Robinson: put McGuinness evidence before court
Sunday April 27 2008
Peter Robinson has said that if there is evidence linking Martin McGuinness to the Enniskillen Remembrance Sunday bombing in 1987 that killed 11 people, it should be placed before the courts.
Responding to questions raised in a BBC documentary about the bombing, which alleged that Mr McGuinness knew about it in advance, the man who will shortly share an office at Stormont with the Derry republican said that the DUP was "well aware of his background".
Detective Chief Superintendent Norman Baxter, who investigated Enniskillen, says that prior to the bombing there were deliberations at a very senior level within the IRA's northern command.
The First Minister-designate said that it was pointless to ask if the allegations contained in the programme, made by Peter Taylor, had been known, would it have affected the DUP's decision to enter into government with Sinn Fein last year.
"Do people think the DUP did not know that Martin McGuinness was in the IRA and served on its northern command? We are well aware of his background", he said.
In the programme it was alleged that the North's Deputy First Minister was stopped by gardai three days before the bombing on the Donegal border, with three members of the IRA.

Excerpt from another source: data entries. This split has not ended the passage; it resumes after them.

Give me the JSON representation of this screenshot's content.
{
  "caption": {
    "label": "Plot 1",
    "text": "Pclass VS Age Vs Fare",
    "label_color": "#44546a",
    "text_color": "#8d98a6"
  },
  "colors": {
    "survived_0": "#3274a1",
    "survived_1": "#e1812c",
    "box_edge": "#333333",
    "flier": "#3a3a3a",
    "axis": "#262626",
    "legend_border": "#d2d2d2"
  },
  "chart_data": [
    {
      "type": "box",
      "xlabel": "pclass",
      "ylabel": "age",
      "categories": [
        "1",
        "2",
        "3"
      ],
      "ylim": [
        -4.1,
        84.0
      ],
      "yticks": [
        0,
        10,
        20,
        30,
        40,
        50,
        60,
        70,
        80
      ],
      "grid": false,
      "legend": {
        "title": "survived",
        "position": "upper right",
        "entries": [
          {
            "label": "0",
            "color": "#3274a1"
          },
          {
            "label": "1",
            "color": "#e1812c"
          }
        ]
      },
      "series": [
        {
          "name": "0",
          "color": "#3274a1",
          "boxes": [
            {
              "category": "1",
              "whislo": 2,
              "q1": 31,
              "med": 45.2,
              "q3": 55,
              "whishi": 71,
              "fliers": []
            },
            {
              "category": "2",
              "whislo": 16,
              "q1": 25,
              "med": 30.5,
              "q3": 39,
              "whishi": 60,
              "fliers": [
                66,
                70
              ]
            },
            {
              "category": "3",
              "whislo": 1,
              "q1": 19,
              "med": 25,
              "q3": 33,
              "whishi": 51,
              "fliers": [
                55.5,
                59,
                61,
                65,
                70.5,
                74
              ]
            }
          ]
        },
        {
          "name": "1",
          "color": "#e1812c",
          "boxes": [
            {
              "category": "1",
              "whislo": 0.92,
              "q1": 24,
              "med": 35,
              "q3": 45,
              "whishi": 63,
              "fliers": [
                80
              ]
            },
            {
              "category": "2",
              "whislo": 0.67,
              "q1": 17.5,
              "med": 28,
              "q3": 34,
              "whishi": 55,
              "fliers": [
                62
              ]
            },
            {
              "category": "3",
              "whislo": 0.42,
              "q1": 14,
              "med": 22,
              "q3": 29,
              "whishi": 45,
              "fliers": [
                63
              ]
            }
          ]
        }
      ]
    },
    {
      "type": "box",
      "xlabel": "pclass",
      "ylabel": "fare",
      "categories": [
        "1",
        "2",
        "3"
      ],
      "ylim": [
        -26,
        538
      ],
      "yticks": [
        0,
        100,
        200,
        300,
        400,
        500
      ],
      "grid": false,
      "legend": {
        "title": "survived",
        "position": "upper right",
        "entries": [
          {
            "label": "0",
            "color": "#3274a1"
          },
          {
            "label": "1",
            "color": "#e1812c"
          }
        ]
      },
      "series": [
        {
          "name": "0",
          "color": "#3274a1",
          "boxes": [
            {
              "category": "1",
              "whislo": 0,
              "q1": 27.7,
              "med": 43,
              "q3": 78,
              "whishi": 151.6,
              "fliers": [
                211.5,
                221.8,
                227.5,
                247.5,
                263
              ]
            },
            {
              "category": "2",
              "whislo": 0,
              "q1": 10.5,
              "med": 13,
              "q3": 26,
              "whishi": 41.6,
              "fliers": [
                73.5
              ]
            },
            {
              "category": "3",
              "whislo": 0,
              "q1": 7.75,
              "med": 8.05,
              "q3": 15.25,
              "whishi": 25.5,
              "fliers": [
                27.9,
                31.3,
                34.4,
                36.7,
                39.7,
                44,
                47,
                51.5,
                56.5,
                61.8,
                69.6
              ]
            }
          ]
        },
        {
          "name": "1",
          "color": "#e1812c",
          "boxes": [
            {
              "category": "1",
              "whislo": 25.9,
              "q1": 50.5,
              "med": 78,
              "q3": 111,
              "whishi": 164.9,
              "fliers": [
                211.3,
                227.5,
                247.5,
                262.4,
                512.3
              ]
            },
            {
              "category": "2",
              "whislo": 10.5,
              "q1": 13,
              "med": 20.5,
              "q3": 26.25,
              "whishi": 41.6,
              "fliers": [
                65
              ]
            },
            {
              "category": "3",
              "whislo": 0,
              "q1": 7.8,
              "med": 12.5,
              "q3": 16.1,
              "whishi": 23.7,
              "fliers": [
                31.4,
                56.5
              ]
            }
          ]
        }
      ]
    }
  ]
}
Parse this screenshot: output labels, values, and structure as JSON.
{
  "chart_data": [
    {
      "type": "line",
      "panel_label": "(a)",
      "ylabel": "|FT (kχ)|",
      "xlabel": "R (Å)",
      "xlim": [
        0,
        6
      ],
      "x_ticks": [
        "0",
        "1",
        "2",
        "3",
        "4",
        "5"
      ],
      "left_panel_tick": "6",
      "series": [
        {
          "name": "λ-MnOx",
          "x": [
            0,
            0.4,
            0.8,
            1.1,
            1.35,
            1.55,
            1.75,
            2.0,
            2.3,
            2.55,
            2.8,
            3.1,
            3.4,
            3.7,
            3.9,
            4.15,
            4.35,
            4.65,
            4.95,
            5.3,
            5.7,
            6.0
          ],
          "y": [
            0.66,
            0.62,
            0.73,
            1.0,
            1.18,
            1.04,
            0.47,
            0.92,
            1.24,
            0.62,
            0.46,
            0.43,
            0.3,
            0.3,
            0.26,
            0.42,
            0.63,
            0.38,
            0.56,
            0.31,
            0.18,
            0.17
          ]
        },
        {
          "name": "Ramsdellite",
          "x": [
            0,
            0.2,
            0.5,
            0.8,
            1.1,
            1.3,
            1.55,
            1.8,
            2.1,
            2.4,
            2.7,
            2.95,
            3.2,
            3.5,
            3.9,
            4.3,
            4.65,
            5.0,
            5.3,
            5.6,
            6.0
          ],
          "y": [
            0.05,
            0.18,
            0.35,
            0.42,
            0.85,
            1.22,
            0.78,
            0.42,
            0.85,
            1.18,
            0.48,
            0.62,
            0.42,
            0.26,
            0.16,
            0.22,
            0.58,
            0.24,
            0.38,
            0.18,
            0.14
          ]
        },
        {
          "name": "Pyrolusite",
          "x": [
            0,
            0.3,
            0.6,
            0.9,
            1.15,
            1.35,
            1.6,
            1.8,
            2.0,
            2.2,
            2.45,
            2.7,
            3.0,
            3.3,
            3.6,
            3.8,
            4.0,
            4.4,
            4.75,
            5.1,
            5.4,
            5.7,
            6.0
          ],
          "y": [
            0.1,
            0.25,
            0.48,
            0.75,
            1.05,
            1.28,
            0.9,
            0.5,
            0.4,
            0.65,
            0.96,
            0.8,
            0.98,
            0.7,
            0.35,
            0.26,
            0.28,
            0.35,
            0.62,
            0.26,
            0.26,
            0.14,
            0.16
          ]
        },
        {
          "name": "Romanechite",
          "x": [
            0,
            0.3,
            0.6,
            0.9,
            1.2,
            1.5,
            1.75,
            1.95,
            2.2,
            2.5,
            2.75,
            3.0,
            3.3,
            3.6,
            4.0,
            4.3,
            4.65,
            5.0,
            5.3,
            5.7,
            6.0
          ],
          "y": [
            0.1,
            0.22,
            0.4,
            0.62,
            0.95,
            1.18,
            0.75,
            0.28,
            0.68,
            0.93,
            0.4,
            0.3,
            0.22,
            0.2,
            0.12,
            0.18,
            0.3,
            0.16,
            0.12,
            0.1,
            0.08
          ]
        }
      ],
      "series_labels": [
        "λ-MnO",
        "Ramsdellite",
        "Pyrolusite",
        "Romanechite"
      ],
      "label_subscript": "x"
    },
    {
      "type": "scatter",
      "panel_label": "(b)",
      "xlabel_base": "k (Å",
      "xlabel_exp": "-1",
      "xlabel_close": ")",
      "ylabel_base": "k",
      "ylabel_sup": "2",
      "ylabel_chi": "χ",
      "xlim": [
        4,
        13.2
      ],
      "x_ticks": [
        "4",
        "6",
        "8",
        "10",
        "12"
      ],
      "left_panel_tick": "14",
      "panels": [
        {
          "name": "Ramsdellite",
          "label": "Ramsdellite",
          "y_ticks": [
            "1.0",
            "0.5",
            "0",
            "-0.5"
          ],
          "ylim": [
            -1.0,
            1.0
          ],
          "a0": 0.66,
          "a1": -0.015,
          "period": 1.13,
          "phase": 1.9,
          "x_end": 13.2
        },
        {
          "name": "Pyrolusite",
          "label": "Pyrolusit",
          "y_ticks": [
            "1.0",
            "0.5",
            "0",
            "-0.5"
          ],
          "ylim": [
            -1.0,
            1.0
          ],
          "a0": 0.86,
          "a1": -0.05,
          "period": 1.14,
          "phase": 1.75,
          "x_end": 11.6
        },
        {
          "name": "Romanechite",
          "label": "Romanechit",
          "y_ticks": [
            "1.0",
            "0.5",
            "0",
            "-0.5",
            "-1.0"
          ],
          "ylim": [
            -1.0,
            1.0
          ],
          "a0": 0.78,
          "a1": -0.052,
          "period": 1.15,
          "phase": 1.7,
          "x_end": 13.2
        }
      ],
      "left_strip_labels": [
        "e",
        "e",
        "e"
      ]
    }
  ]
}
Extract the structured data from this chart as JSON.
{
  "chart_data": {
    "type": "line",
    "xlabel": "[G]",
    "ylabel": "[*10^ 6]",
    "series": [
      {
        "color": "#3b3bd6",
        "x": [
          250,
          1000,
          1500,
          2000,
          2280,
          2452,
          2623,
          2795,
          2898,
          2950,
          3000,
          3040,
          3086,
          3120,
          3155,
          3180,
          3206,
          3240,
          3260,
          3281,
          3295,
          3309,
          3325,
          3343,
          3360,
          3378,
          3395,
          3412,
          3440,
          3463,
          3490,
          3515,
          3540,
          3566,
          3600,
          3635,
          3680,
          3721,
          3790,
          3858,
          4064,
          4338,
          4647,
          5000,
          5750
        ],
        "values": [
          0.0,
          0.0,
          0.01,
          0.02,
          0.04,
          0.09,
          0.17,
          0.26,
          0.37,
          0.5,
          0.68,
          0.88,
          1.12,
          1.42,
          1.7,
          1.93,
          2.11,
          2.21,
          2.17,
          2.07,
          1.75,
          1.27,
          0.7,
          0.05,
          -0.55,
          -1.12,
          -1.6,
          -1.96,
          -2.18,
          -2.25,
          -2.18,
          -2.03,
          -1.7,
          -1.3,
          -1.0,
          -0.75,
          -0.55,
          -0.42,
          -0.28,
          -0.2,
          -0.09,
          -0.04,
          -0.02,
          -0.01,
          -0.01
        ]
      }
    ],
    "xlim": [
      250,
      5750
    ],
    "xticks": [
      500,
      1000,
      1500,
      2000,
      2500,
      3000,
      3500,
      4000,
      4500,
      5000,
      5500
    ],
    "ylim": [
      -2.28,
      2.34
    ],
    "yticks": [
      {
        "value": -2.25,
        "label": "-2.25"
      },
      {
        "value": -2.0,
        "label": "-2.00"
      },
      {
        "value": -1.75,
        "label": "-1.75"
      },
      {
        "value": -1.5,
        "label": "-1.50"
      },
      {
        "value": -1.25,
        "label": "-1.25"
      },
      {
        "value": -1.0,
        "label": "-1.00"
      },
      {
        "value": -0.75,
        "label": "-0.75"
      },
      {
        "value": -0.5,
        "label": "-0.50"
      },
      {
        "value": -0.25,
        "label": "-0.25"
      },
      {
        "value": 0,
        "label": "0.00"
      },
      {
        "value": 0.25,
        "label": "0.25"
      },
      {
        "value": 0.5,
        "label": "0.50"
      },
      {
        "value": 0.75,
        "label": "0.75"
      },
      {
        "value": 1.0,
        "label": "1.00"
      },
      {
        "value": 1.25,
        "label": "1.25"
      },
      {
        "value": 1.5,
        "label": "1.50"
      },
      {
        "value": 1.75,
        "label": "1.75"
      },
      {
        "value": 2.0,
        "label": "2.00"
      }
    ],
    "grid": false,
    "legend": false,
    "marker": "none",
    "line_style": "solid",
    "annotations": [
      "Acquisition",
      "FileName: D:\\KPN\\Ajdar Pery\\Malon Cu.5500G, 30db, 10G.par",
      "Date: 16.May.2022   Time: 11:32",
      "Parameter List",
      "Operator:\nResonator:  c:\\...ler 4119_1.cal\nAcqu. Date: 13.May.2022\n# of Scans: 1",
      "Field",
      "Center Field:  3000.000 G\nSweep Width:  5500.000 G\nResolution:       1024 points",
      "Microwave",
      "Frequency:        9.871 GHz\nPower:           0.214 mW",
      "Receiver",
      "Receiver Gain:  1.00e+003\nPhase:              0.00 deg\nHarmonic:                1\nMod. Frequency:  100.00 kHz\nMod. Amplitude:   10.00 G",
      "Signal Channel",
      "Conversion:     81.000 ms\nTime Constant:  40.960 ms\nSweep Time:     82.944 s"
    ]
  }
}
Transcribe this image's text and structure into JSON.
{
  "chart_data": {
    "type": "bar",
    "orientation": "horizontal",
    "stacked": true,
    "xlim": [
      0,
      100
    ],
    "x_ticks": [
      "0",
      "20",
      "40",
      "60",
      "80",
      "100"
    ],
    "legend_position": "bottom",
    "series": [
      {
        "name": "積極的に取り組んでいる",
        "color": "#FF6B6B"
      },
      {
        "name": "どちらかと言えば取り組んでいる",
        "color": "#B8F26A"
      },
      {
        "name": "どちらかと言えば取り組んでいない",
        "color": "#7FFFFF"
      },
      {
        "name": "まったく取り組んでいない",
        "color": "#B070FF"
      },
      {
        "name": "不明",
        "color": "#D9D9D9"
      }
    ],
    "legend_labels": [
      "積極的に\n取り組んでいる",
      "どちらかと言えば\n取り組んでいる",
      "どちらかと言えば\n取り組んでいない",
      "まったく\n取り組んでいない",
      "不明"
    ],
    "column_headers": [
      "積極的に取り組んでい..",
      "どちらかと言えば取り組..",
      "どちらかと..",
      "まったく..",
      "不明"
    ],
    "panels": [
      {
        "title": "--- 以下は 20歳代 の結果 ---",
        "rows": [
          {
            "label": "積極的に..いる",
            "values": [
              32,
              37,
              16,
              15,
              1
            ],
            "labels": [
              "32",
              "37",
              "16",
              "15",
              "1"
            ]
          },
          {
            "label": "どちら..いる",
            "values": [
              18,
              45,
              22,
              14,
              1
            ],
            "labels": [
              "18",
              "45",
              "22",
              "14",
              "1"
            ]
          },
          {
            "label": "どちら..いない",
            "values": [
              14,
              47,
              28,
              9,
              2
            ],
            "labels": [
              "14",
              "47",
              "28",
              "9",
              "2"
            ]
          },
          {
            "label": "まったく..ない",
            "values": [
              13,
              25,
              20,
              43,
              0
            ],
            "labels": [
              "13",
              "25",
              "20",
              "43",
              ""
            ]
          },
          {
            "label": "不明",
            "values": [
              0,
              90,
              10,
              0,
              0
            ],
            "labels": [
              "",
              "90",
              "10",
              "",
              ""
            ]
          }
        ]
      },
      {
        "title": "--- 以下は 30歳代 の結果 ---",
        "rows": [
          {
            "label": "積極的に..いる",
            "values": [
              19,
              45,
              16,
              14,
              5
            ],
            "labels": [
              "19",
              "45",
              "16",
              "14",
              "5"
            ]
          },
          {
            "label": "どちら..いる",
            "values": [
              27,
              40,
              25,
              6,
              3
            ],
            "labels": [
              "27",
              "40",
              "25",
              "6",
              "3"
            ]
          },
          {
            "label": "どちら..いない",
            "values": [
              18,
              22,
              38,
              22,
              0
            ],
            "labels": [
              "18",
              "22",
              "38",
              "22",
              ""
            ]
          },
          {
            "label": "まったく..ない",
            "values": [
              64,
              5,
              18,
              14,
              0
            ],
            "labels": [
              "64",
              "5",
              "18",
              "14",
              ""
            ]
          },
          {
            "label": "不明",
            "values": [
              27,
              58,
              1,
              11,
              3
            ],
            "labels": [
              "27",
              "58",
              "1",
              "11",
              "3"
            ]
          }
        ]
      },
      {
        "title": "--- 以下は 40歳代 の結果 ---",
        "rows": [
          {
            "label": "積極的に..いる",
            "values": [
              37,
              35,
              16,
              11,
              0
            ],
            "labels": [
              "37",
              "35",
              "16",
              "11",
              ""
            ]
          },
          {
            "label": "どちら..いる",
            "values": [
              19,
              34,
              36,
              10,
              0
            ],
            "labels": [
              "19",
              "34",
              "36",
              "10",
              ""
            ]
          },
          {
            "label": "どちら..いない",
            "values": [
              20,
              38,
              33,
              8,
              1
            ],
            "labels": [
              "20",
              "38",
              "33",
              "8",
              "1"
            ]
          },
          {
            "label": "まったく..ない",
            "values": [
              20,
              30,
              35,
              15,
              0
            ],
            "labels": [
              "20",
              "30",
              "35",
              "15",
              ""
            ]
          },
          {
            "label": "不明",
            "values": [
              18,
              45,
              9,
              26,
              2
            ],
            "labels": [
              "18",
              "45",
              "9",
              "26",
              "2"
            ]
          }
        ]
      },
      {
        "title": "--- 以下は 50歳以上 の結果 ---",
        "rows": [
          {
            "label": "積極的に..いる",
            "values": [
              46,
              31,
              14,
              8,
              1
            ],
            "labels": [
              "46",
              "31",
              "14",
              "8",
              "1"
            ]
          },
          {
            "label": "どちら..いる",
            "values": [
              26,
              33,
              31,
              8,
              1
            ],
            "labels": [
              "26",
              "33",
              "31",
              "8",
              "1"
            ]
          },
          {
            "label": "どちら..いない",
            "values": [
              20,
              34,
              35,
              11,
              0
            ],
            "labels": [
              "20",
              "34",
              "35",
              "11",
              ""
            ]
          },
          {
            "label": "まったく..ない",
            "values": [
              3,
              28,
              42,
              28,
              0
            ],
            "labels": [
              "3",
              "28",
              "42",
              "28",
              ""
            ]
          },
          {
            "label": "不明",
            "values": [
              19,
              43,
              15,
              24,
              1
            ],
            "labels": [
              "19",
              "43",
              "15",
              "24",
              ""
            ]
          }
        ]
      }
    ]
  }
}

Mr Taylor said: "The subsequent intelligence assessment was that McGuinness was going to be briefed about the Remembrance Sunday attacks.
"In the hours after the bombing, my sources say that McGuinness travelled to Fermanagh to question members of the local IRA unit to find out what had gone wrong.
"McGuinness said that if he did go, it would have been in his Sinn Fein capacity".
Mr Taylor said that Mr McGuinness had denied that he had been a member of the IRA's northern command, but said: "British and Irish security sources on both sides of the border have each independently told me that Martin McGuinness, now deputy first minister, was the leading figure on northern command at the time of the attack".
Taylor also said that the atrocity prompted Gerry Adams and another senior republican to discuss declaring an IRA ceasefire to try to mitigate the political damage, but claimed that "McGuinness was against the idea".
Peter Robinson said of McGuinness's alleged role in the atrocity: "If at any stage police can get evidence, they should charge people and bring them before the courts".